How much does private esketamine treatment cost in Vienna?

Per the practices' published fee schedules: at Dr. Buchmayer's practice, a first consultation is EUR 400 and an esketamine session EUR 150–250; at PsyTherapie, a session is EUR 350, or EUR 450 combined with psychotherapy. A full induction course means several sessions over about a month, so ask for a per-course total in writing.

Will my sickness fund refund part of a private (Wahlarzt) bill?

Yes — that is how the Wahlarzt system works. PsyTherapie, for example, indicates a typical refund of EUR 80–110 per session. Submit every invoice to your fund, and ask the practice which items are refundable before treatment starts.

No. Psilocybin is controlled under the Suchtmittelgesetz, and the only legal contact with it is inside an authorized study — currently the Medical University of Vienna's trial in depression with anhedonia. Anyone selling psilocybin therapy in Austria is acting illegally.

Can I get MDMA-assisted therapy in Austria?

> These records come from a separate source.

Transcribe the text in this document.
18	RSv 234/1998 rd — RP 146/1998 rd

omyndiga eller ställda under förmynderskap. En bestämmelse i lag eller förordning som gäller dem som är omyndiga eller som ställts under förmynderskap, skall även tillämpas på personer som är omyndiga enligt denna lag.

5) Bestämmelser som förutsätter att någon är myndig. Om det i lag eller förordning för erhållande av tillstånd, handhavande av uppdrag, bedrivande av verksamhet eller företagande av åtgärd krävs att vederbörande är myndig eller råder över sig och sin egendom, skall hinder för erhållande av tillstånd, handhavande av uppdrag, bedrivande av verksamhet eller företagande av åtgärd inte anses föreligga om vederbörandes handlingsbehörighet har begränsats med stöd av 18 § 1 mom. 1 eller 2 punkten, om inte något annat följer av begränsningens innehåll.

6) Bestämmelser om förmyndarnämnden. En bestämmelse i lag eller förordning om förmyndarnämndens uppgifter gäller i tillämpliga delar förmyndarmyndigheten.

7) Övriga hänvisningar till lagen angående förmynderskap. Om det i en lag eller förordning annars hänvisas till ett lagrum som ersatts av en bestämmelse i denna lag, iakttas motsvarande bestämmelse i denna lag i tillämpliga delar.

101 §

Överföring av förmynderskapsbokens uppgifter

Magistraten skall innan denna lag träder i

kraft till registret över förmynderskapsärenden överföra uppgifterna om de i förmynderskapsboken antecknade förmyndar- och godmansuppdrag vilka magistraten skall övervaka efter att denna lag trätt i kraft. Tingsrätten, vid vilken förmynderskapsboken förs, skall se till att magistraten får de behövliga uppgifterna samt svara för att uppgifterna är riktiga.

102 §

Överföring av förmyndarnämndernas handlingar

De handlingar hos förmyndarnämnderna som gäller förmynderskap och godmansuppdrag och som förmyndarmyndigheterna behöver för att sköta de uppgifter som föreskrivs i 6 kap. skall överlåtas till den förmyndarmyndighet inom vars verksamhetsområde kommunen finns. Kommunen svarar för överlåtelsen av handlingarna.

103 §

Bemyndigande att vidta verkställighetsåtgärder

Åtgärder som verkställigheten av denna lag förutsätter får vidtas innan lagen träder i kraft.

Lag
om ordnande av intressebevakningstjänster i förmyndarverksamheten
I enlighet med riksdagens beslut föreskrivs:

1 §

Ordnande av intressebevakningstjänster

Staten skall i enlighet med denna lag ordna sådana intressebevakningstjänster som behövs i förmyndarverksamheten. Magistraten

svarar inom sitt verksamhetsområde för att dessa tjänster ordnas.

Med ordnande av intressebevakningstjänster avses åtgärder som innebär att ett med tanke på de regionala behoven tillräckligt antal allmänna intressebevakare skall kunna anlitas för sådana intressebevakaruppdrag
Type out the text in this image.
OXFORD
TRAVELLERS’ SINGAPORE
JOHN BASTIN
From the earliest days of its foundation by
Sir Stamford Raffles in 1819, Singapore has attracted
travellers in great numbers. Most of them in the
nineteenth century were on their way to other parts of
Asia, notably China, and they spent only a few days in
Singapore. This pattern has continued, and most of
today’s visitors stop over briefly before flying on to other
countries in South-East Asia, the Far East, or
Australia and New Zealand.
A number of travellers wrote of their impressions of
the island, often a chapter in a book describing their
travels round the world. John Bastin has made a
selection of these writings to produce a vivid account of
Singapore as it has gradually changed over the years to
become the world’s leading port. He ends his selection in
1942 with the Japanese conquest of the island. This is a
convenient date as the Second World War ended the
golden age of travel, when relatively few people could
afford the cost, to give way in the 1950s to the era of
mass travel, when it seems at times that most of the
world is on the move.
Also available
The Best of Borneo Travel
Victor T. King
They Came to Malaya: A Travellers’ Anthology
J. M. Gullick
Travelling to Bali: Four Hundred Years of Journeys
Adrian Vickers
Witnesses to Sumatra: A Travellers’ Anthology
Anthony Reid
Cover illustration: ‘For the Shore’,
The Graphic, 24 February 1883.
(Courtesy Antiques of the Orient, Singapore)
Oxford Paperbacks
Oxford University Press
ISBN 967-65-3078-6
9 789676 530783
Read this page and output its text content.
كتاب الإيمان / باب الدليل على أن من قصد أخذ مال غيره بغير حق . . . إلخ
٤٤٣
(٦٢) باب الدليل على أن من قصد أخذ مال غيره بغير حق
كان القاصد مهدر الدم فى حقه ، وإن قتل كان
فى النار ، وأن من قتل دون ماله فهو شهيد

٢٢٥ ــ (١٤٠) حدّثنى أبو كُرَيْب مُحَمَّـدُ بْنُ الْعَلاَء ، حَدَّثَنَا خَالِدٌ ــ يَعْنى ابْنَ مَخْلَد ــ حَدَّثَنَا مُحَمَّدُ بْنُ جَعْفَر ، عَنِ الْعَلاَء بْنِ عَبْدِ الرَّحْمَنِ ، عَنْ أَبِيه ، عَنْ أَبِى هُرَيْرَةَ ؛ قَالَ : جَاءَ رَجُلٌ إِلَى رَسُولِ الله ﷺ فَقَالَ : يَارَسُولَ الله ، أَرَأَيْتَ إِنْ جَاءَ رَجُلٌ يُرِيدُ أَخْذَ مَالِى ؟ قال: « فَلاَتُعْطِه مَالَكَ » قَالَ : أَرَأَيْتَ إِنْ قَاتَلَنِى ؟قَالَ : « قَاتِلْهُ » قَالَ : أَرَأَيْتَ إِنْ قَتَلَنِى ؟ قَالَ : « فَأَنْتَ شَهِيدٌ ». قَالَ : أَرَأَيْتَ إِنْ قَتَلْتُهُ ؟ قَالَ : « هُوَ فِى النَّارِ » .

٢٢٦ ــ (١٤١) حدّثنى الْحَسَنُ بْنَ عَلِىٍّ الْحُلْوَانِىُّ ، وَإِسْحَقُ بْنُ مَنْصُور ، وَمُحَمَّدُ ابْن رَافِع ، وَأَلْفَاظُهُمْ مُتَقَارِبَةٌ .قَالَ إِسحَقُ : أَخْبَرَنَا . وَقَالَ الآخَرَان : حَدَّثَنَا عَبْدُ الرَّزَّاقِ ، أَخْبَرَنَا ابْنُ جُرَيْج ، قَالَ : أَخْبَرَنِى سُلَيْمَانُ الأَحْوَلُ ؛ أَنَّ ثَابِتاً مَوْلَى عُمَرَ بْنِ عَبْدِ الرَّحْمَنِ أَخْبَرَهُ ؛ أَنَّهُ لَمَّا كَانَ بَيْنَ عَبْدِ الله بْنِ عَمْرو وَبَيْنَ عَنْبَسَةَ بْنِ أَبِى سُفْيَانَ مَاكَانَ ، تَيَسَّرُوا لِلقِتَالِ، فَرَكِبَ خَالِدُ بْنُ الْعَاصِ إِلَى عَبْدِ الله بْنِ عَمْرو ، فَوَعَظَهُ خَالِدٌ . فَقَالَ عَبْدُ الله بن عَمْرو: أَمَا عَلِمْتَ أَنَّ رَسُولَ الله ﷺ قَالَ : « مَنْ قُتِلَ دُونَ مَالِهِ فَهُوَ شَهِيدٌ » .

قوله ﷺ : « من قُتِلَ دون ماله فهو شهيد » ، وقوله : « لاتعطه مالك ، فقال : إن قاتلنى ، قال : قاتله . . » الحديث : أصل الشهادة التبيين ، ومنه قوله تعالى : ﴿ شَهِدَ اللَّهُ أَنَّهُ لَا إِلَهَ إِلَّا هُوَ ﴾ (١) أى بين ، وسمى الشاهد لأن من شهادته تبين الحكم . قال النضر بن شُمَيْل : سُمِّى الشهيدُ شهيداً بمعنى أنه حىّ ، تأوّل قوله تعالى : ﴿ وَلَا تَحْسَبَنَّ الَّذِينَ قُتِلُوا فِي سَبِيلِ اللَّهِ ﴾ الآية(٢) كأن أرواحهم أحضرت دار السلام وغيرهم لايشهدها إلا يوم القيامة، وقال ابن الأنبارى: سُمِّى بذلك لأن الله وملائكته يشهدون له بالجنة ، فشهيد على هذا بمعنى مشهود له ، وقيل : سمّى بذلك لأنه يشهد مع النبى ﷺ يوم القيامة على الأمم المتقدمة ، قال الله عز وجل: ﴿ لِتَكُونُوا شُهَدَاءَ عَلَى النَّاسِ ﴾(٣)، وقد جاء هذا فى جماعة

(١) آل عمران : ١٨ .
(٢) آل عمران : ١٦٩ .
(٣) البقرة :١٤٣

Not outside research, and no Austrian MDMA trial is recruiting as of July 2026. The realistic options are watching the registries for new studies or considering trial sites elsewhere in Europe.

Sources

  1. Blossom: Austria country report
  2. Blossom: Medical access in Austria
  3. Psychedelic Alpha: Worldwide psychedelic laws tracker
  4. Psychedelic Alpha: Beyond Clinical Trials — psychedelic-assisted therapy in Europe's real world (01/2026)
  5. EMA: Spravato (esketamine) EPAR
  6. Suchtgiftverordnung, Anlage V — controlled psychotropic substances (Austria)
  7. Medical University of Vienna — fast-acting antidepressants research group
  8. ClinicalTrials.gov: NCT07490353 — psilocybin and anhedonia in depression (Medical University of Vienna; recruiting)
  9. ClinicalTrials.gov: NCT05973851 — INTENSIFY MDD (Austrian site: Medical University of Innsbruck)
  10. Ordination Dr. Buchmayer, Vienna — services and fee overview
  11. PsyTherapie — Dr. Platz, Vienna and Klagenfurt: services and fee schedule
  12. Gesundheit Österreich / PPRI — pharmaceutical pricing and reimbursement in Austria (2024)

This guide is for general information only and is not medical advice, a diagnosis, or a recommendation of any treatment. Funding decisions in Austria are made case by case, and practice fees change; always verify current costs and coverage with the practice, your sickness fund, or a licensed clinician who knows your history. If you are in crisis, contact your local emergency number or a crisis line immediately.

This guide awaits review by a licensed medical professional.